SQM Research has issued a report on Labor’s property investment plans that says prices will fall nationally by between 5 per cent and 12 per cent by 2022 if negative gearing is scrapped for existing properties and the Capital Gains Tax discount is halved.
If the Reserve Bank cuts the interest rate by half a per cent, SQM says prices will fall by 4 to 8 per cent.
If the Reserve Bank cuts interest rates by half a per cent and there are no changes t tax breaks for investors, the modelling suggests property prices would rise between 8 per cent and 14 per cent over the same period.
“Property prices will fall because investors are going to demand some sort of discount for the lack of tax concession they once had,” SQM's founder Louis Christopher has told reporters.
“We think investors will be seeking a higher rental yield to make up for the lack of tax concession.”
SQM's research argues that investors will want more rent to cover lost tax concessions.
Shadow Treasurer Chris Bowen has rejected the research.
“I agree with the Treasury analysis.
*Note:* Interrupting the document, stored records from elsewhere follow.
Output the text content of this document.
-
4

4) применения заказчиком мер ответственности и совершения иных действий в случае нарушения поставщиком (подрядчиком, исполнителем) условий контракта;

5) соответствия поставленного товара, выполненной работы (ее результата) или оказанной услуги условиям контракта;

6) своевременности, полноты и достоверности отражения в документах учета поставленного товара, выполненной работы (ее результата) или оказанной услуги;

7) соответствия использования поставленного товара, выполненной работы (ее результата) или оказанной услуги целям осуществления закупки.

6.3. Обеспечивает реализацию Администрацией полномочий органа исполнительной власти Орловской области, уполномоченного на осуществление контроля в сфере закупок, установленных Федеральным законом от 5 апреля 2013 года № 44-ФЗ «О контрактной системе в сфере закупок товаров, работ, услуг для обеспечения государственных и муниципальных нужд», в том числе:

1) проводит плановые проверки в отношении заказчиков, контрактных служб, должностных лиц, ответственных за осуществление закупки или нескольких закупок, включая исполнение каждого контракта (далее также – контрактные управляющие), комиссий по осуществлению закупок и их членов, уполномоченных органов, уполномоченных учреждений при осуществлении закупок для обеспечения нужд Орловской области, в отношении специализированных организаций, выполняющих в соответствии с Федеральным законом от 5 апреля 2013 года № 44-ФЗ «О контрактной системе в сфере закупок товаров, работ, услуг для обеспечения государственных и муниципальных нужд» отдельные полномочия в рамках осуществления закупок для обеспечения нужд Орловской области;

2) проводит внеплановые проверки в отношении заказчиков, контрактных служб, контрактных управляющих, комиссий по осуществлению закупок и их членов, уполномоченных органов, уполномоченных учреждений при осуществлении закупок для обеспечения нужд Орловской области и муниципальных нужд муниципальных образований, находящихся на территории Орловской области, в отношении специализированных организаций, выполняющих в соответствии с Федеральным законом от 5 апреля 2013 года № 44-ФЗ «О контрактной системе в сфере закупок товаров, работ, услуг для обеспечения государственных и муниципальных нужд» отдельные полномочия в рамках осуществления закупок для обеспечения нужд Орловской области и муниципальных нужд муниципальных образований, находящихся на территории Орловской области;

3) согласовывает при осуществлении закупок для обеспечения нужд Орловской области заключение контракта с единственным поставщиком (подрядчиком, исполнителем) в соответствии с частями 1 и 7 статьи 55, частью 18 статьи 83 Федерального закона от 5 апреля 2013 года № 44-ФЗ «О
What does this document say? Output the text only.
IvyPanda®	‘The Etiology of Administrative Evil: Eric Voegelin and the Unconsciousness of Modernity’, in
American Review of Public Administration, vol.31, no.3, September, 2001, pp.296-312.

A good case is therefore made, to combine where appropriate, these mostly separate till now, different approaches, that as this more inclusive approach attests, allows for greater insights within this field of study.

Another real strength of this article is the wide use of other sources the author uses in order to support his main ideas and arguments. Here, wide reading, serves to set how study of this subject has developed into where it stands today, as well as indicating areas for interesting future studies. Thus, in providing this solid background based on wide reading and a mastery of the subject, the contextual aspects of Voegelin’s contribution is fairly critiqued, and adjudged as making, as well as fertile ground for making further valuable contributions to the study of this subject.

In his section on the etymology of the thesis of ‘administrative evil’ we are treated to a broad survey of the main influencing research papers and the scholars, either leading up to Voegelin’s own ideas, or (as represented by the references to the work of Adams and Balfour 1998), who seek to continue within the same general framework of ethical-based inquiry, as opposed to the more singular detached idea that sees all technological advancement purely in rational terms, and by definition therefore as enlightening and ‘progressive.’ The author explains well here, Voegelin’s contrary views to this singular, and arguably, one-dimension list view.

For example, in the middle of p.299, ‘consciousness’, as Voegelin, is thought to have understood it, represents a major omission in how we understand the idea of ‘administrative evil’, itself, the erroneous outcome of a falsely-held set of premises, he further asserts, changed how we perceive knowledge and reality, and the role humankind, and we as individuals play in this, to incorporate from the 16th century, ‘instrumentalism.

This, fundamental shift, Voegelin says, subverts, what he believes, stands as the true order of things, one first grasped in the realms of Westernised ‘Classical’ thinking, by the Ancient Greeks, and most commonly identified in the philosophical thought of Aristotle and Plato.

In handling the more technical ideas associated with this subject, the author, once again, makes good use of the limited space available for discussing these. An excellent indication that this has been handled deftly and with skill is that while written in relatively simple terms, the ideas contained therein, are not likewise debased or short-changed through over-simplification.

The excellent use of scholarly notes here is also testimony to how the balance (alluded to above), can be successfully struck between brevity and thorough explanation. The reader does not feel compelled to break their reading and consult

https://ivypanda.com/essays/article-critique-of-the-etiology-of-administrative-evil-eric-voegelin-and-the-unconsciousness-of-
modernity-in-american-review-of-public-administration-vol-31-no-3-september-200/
The Treasury has said the impact of Labor's policy would be modest,” Mr Bowen said.
The Treasury says Labor's planned changes “could” put downward pressure on house prices in the short term, if market conditions allow, but the changes would be unlikely to have much impact in the long term.
AMP chief economist Shane Oliver agrees with the underlying logic of SQM's research, and agrees that Labor’s changes would put downward pressure on property prices.